Angela Roybal-Lewis, Program Coordinator and Assistant Professor of Early Childhood Education Teacher Licensure, Angela.Lewis@colostate.edu
Erin Ford, Assistant Director of Colorado State University’s Early Childhood Center, Erin.Ford@colostate.edu
The computer screen flashed “incoming call” at 2:00 p.m. on Friday, July 10. It was time for university faculty and the lab school to plan for fall 2020. Although summer planning was a regular occurrence, what unfolded from this planning session was quite unprecedented for the partnership. It comes as no surprise that COVID-19 disrupted field experiences in early childhood teacher development. Several months after being closed, and with the support of state and local ordinances, the lab school reopened only to children and teachers. The partnership had to grapple with “how do we provide field experiences to early childhood education teacher candidates during a pandemic?”

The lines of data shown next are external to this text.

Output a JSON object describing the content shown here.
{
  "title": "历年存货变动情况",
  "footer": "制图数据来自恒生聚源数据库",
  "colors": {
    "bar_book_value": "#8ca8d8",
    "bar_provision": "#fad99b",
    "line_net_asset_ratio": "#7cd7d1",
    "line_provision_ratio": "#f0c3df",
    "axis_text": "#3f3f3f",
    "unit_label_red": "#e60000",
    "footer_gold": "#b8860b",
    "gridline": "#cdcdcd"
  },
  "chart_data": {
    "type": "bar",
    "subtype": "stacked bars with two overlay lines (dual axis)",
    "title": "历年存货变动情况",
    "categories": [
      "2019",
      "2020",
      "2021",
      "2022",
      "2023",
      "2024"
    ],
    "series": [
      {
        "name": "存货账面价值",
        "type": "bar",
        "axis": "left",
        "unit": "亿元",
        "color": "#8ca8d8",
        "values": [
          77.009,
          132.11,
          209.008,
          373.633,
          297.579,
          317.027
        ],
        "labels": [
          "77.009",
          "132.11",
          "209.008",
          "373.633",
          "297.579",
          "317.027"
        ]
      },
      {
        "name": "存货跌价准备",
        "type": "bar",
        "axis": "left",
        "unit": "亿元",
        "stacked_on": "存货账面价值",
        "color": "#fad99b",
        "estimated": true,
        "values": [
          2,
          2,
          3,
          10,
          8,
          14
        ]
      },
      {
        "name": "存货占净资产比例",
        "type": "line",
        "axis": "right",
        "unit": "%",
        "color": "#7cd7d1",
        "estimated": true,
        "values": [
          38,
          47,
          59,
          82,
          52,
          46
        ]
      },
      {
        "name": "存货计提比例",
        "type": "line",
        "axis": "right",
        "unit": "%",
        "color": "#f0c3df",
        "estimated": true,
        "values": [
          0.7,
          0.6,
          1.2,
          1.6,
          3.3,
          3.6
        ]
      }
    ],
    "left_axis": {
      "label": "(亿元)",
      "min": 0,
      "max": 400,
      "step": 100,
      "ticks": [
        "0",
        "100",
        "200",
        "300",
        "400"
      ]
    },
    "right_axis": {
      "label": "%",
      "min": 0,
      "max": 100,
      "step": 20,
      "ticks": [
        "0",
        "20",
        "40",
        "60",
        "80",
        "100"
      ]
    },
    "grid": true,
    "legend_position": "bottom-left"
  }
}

The solution? Video recordings served as real-time adaptive face-to-screen field experiences. The use of video recordings in teacher preparation is not new, however, the dilemma of hybridizing field experiences reinvigorated the practice. This required a months-long exploration of technology and a curation of video recordings supported by the sharing of resources.
Some technologies seemed to become “dizzy” from the spontaneous, lively activity of the children. Other technologies lacked the capability to focus on children’s quiet moments of curiosity and wonder. An important part of this process was addressing “how do we translate what we know is rich in the classroom through technology?” A variety of classroom situations and early childhood teacher practice were recorded. Video recordings ranged from moments of young preschoolers pretending sensory bottles were medicine to older preschoolers engaging in a theoretical discussion about how mountains and rivers are formed over lunch.
Observations of the recordings occurred using an online meeting platform. The observation process followed an established empirical design:1) open watch, 2) second watch to take note of noticing’s and wonderings, and 3) third watch to align theory and practice (Grygas Coogle et al. 2019; Nagro & deBettencourt 2019). Observations were facilitated by the authors, a protocol designed by the lab school, and open-ended prompts about the authentic assessment of young children’s development. The authors were struck that the teacher candidates could spend 50-minutes unpacking a short clip. The observation process was powerful to help students say, “yeah, there’s a lot of learning going on here.” Teacher candidates were able to pause and rewind moments that unfolded rapidly or moments that made visible layers of learning and teacher-decision making.
The work felt clunky at first. Pre-pandemic, mentor teachers occasionally recorded classroom activity but quickly saw the recordings as an added benefit to their practice; it became a powerful way to feel connected to the classroom. The process also supported the mentor teachers’ authentic assessment, reciprocally modeling the use of video analysis for teacher candidates. “It was neat to have done the focused work using the protocol during lecture and then naturally translate the work in the classroom.”
The process of hybridizing field experiences with video recordings provided access to the lab school in a new way. It also allowed for effective partnership work by meeting the immediate instructional needs of university faculty, and in turn, the learning needs of future teachers.
Above: Young preschoolers pretending sensory bottles were medicine.
Above: Older preschoolers engaging in a theoretical discussion about how mountains and rivers are formed.
Grygas Coggle, C., Nagro, S., Regan, K., O’Brien Merrill, K., Ottley, J.R. 2019. “The impact of real-time feedback and video analysis on early childhood teachers’ practice.” Topics in Early Childhood Special Education, 00(0): 1-14. 10.1177/0271121419857142
Nagro, S.A., & deBettencourt, L.U. 2018. “Reflection activities within clinical experiences: An important component of field-based teacher education.” In T.E. Hodges, & A.C. Baum (Eds.). Handbook of research on field-based teacher education (pp. 565 – 586). PA: IGI Global.